Lucia Clay (Barbara Bel Geddes) is tossing and turning in bed, drenched in sweat, dreaming. A foghorn blows and she turns in bed, saying, “Why did I do that?” leading the audience to believe she just farted. Well, any viewer in the Kevin Smith dick & fart joke generation.
She reflects back to the first time she met Allen Bliss (Michael Rennie). She was dancing with her fiancee John at a high society party. John was angling for an entry into Allen’s business. After meeting Lucia, Allen was angling to get into hers. During a dance, both Allen and Lucia learn their preconceptions were wrong — she was not a money hungry shrew, and he was interested in things more varied and finer than the almighty dollar (remember, this was 1958).
Out on a foggy balcony they discuss the excitement of not knowing the path ahead. He suggests that she should board a ship on her honeymoon and sail and sail until they hit the Fortunate Isles. He wishes he had the strength to tell off all the bankers and do the same. They are having quite the moment until the butler announces a call for him from Mrs. Bliss in Boston. D’oh!
Their paths cross again on another foggy night. It is very thick and people are squinting trying to see — oh no, wait, they’re in Chinatown.
Apparently it is the the Chinese New Year given all the fireworks and paper mache dragon heads. Allen suggests they get their bearings somewhere warm like one of the 200 Chinese Restaurants on the block. Allen is happy to hear that Lucia has called off her engagement to John.
They pursue things their common interests that she could never share with John, browsing a bookstore, a favorite poem, sailing, eating Chinese food, constantly getting lost in fog.
Eight weeks later, Lucia says she must stop seeing Allen. She doesn’t care what people say, but everyone from her parents to the housekeeper is talking about her running around in the fog with a married man. She wants to end it before she really falls in love with him — so apparently she does care. Seeing just the opportunity he has been waiting for — i.e. his last chance — he tells her he is getting a divorce regardless of her answer to his proposal.

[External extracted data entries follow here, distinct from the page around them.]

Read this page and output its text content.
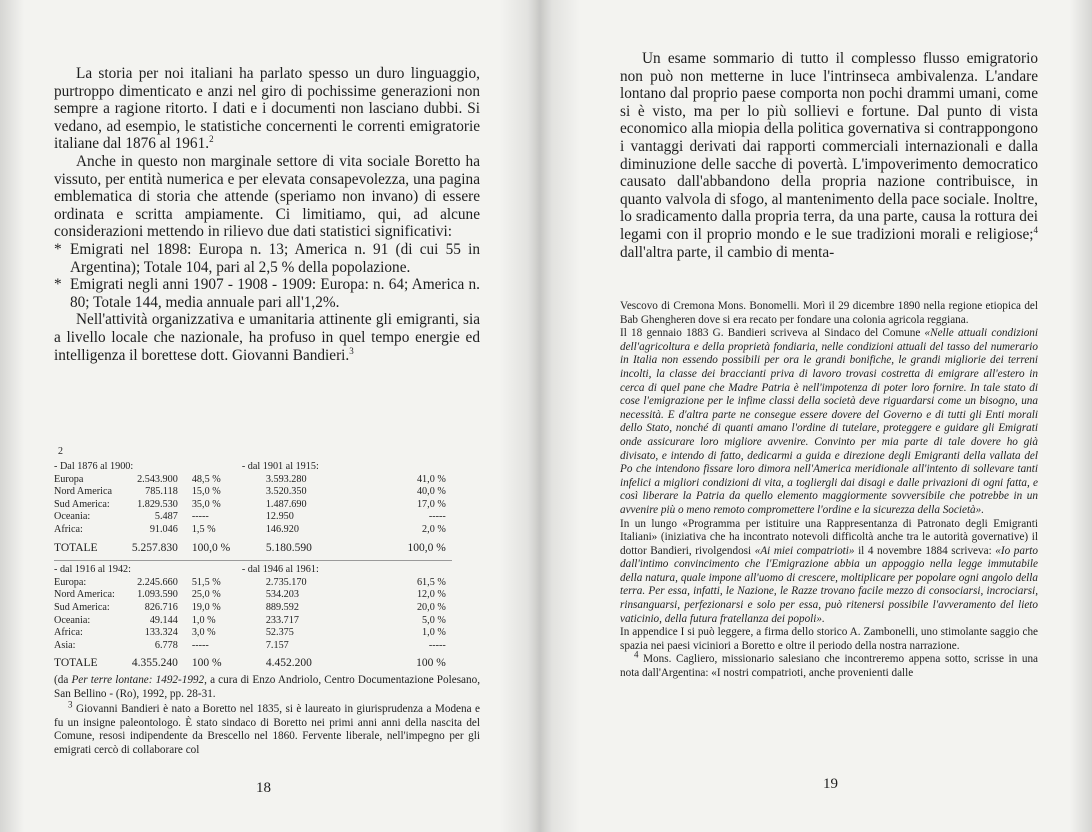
La storia per noi italiani ha parlato spesso un duro linguaggio, purtroppo dimenticato e anzi nel giro di pochissime generazioni non sempre a ragione ritorto. I dati e i documenti non lasciano dubbi. Si vedano, ad esempio, le statistiche concernenti le correnti emigratorie italiane dal 1876 al 1961.$^2$

Anche in questo non marginale settore di vita sociale Boretto ha vissuto, per entità numerica e per elevata consapevolezza, una pagina emblematica di storia che attende (speriamo non invano) di essere ordinata e scritta ampiamente. Ci limitiamo, qui, ad alcune considerazioni mettendo in rilievo due dati statistici significativi:

* Emigrati nel 1898: Europa n. 13; America n. 91 (di cui 55 in Argentina); Totale 104, pari al 2,5 % della popolazione.
* Emigrati negli anni 1907 - 1908 - 1909: Europa: n. 64; America n. 80; Totale 144, media annuale pari all'1,2%.

Nell'attività organizzativa e umanitaria attinente gli emigranti, sia a livello locale che nazionale, ha profuso in quel tempo energie ed intelligenza il borettese dott. Giovanni Bandieri.$^3$

2
- Dal 1876 al 1900:			- dal 1901 al 1915:	
Europa	2.543.900	48,5 %	3.593.280	41,0 %
Nord America	785.118	15,0 %	3.520.350	40,0 %
Sud America:	1.829.530	35,0 %	1.487.690	17,0 %
Oceania:	5.487	-----	12.950	-----
Africa:	91.046	1,5 %	146.920	2,0 %
TOTALE	5.257.830	100,0 %	5.180.590	100,0 %

- dal 1916 al 1942:			- dal 1946 al 1961:	
Europa:	2.245.660	51,5 %	2.735.170	61,5 %
Nord America:	1.093.590	25,0 %	534.203	12,0 %
Sud America:	826.716	19,0 %	889.592	20,0 %
Oceania:	49.144	1,0 %	233.717	5,0 %
Africa:	133.324	3,0 %	52.375	1,0 %
Asia:	6.778	-----	7.157	-----
TOTALE	4.355.240	100 %	4.452.200	100 %
(da Per terre lontane: 1492-1992, a cura di Enzo Andriolo, Centro Documentazione Polesano, San Bellino - (Ro), 1992, pp. 28-31.
$^3$ Giovanni Bandieri è nato a Boretto nel 1835, si è laureato in giurisprudenza a Modena e fu un insigne paleontologo. È stato sindaco di Boretto nei primi anni anni della nascita del Comune, resosi indipendente da Brescello nel 1860. Fervente liberale, nell'impegno per gli emigrati cercò di collaborare col
18

Un esame sommario di tutto il complesso flusso emigratorio non può non metterne in luce l'intrinseca ambivalenza. L'andare lontano dal proprio paese comporta non pochi drammi umani, come si è visto, ma per lo più sollievi e fortune. Dal punto di vista economico alla miopia della politica governativa si contrappongono i vantaggi derivati dai rapporti commerciali internazionali e dalla diminuzione delle sacche di povertà. L'impoverimento democratico causato dall'abbandono della propria nazione contribuisce, in quanto valvola di sfogo, al mantenimento della pace sociale. Inoltre, lo sradicamento dalla propria terra, da una parte, causa la rottura dei legami con il proprio mondo e le sue tradizioni morali e religiose;$^4$ dall'altra parte, il cambio di menta-

Vescovo di Cremona Mons. Bonomelli. Morì il 29 dicembre 1890 nella regione etiopica del Bab Ghengheren dove si era recato per fondare una colonia agricola reggiana.

Il 18 gennaio 1883 G. Bandieri scriveva al Sindaco del Comune «Nelle attuali condizioni dell'agricoltura e della proprietà fondiaria, nelle condizioni attuali del tasso del numerario in Italia non essendo possibili per ora le grandi bonifiche, le grandi migliorie dei terreni incolti, la classe dei braccianti priva di lavoro trovasi costretta di emigrare all'estero in cerca di quel pane che Madre Patria è nell'impotenza di poter loro fornire. In tale stato di cose l'emigrazione per le infime classi della società deve riguardarsi come un bisogno, una necessità. E d'altra parte ne consegue essere dovere del Governo e di tutti gli Enti morali dello Stato, nonché di quanti amano l'ordine di tutelare, proteggere e guidare gli Emigrati onde assicurare loro migliore avvenire. Convinto per mia parte di tale dovere ho già divisato, e intendo di fatto, dedicarmi a guida e direzione degli Emigranti della vallata del Po che intendono fissare loro dimora nell'America meridionale all'intento di sollevare tanti infelici a migliori condizioni di vita, a togliergli dai disagi e dalle privazioni di ogni fatta, e così liberare la Patria da quello elemento maggiormente sovversibile che potrebbe in un avvenire più o meno remoto compromettere l'ordine e la sicurezza della Società».

In un lungo «Programma per istituire una Rappresentanza di Patronato degli Emigranti Italiani» (iniziativa che ha incontrato notevoli difficoltà anche tra le autorità governative) il dottor Bandieri, rivolgendosi «Ai miei compatrioti» il 4 novembre 1884 scriveva: «Io parto dall'intimo convincimento che l'Emigrazione abbia un appoggio nella legge immutabile della natura, quale impone all'uomo di crescere, moltiplicare per popolare ogni angolo della terra. Per essa, infatti, le Nazione, le Razze trovano facile mezzo di consociarsi, incrociarsi, rinsanguarsi, perfezionarsi e solo per essa, può ritenersi possibile l'avveramento del lieto vaticinio, della futura fratellanza dei popoli».

In appendice I si può leggere, a firma dello storico A. Zambonelli, uno stimolante saggio che spazia nei paesi viciniori a Boretto e oltre il periodo della nostra narrazione.

$^4$ Mons. Cagliero, missionario salesiano che incontreremo appena sotto, scrisse in una nota dall'Argentina: «I nostri compatrioti, anche provenienti dalle

19
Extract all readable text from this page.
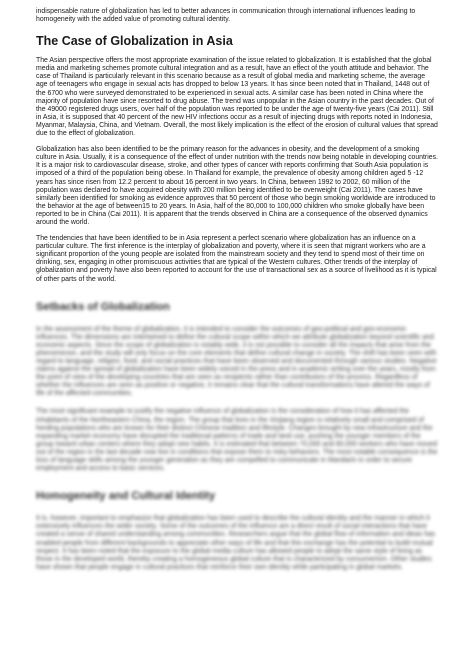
indispensable nature of globalization has led to better advances in communication through international influences leading to homogeneity with the added value of promoting cultural identity.

The Case of Globalization in Asia

The Asian perspective offers the most appropriate examination of the issue related to globalization. It is established that the global media and marketing schemes promote cultural integration and as a result, have an effect of the youth attitude and behavior. The case of Thailand is particularly relevant in this scenario because as a result of global media and marketing scheme, the average age of teenagers who engage in sexual acts has dropped to below 13 years. It has since been noted that in Thailand, 1448 out of the 6700 who were surveyed demonstrated to be experienced in sexual acts. A similar case has been noted in China where the majority of population have since resorted to drug abuse. The trend was unpopular in the Asian country in the past decades. Out of the 49000 registered drugs users, over half of the population was reported to be under the age of twenty-five years (Cai 2011). Still in Asia, it is supposed that 40 percent of the new HIV infections occur as a result of injecting drugs with reports noted in Indonesia, Myanmar, Malaysia, China, and Vietnam. Overall, the most likely implication is the effect of the erosion of cultural values that spread due to the effect of globalization.

Globalization has also been identified to be the primary reason for the advances in obesity, and the development of a smoking culture in Asia. Usually, it is a consequence of the effect of under nutrition with the trends now being notable in developing countries. It is a major risk to cardiovascular disease, stroke, and other types of cancer with reports confirming that South Asia population is imposed of a third of the population being obese. In Thailand for example, the prevalence of obesity among children aged 5 -12 years has since risen from 12.2 percent to about 16 percent in two years. In China, between 1992 to 2002, 60 million of the population was declared to have acquired obesity with 200 million being identified to be overweight (Cai 2011). The cases have similarly been identified for smoking as evidence approves that 50 percent of those who begin smoking worldwide are introduced to the behavior at the age of between15 to 20 years. In Asia, half of the 80,000 to 100,000 children who smoke globally have been reported to be in China (Cai 2011). It is apparent that the trends observed in China are a consequence of the observed dynamics around the world.

The tendencies that have been identified to be in Asia represent a perfect scenario where globalization has an influence on a particular culture. The first inference is the interplay of globalization and poverty, where it is seen that migrant workers who are a significant proportion of the young people are isolated from the mainstream society and they tend to spend most of their time on drinking, sex, engaging in other promiscuous activities that are typical of the Western cultures. Other trends of the interplay of globalization and poverty have also been reported to account for the use of transactional sex as a source of livelihood as it is typical of other parts of the world.

Setbacks of Globalization

In the assessment of the theme of globalization, it is intended to consider the outcomes of geo-political and geo-economic influences. The dimensions are intertwined to define the cultural scope within which we attribute globalization beyond scientific and economic aspects. Since the scope of globalization is notably wide, it is not possible to consider all the impacts that arise from the phenomenon, and the study will only focus on the core elements that define cultural change in society. The shift has been seen with regard to language, religion, food, and social practices that have been observed and documented through various studies. Negative claims against the spread of globalization have been widely voiced in the press and in academic writing over the years, mostly from the point of view of the developing countries that are seen as recipients rather than contributors of the process. Regardless of whether the influences are seen as positive or negative, it remains clear that the cultural transformations have altered the ways of life of the affected communities.

The most significant example to justify the negative influence of globalization is the consideration of how it has affected the inhabitants of the Northeastern China, the region. The group that lives in the Xinjiang region is relatively small and comprised of herding populations who are known for their distinct Chinese tradition and lifestyle. Changes brought by new infrastructure and the expanding market economy have disrupted the traditional patterns of trade and land use, pushing the younger members of the group toward urban centers where they adopt new habits. It is estimated that between 70,000 and 80,000 workers who have moved out of the region in the last decade now live in conditions that expose them to risky behaviors. The most notable consequence is the loss of language skills among the younger generation as they are compelled to communicate in Mandarin in order to secure employment and access to basic services.

Homogeneity and Cultural Identity

It is, however, important to emphasize that globalization has been used to describe the cultural identity and the manner in which it extensively influences the wider society. Some of the outcomes of the influence are a direct result of social interactions that have created a sense of shared understanding among communities. Researchers argue that the global flow of information and ideas has enabled people from different backgrounds to appreciate other ways of life and that this exchange has the potential to build mutual respect. It has been noted that the exposure to the global media culture has allowed people to adopt the same style of living as those in the developed world, thereby creating a homogeneous global culture that is characterized by consumerism. Other studies have shown that people engage in cultural practices that reinforce their own identity while participating in global markets.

Still tossing in bed, she screams out Allen’s name, fearing something awful has happened. Her screams have brought — what? — a nun into her room. She tells Lucia she is not at home, and that there has been an accident. Lucia still screams for Allen, but the nun says she will get a doctor.
Lucia remembers being back in the Chinese restaurant, waiting for Allen. Finally she leaves and finds Allen outside, once again in the fog. His wife won’t give him a divorce. Screw that, he tells Lucia the next day as they are sailing that he has bought two tickets to Canton — the man loves his Chinese food. He’ll leave his wife enough money so that she won’t miss him.
Unfortunately, the fog starts rolling in on them. There is a calm and Allen loses his bearings, not having a compass or sextant or radio or brain. They could row, but have no idea which direction. They are not sure which foghorn they are hearing, but it turns out to be coming from a ship which plows over Allen’s boat like Al Czervik’s over Judge Smails’.
Sadly, Allen was killed. She looks at the Chinese Wishing Ring Allen had just given her the day before and sees her hands are not young and beautiful. They’re pruny, and it ain’t from the water. She looks into a mirror and realizes she has been in a sanitarium for 50 years. And drops dead.
Everyone is entirely adequate. And I must admit I was completely suckered in by her face never being seen except in the flashbacks. It was almost an Eye of the Beholder moment.
But it just didn’t do much for me. I don’t like flashbacks in general, and the rest was a little too melodramatic for my tastes. I can imagine it being the bee’s knees back in 1958, though (two years before the classic TZ episode).
Post-Post:
- AHP Deathwatch: No survivors.
- The doctor mentioned she had had no visitors for 50 years. What a family of assholes.
- The passage Allen has her read in the bookstore is from Elizabeth Barrett Browning’s Sonnets from the Portuguese.
- Not related to Ray Bradbury’s short story of the same name — one of his more famous short stories, even made into a movie, yet not included in his 100 Most Celebrated Tales Collection that I foolishly bought.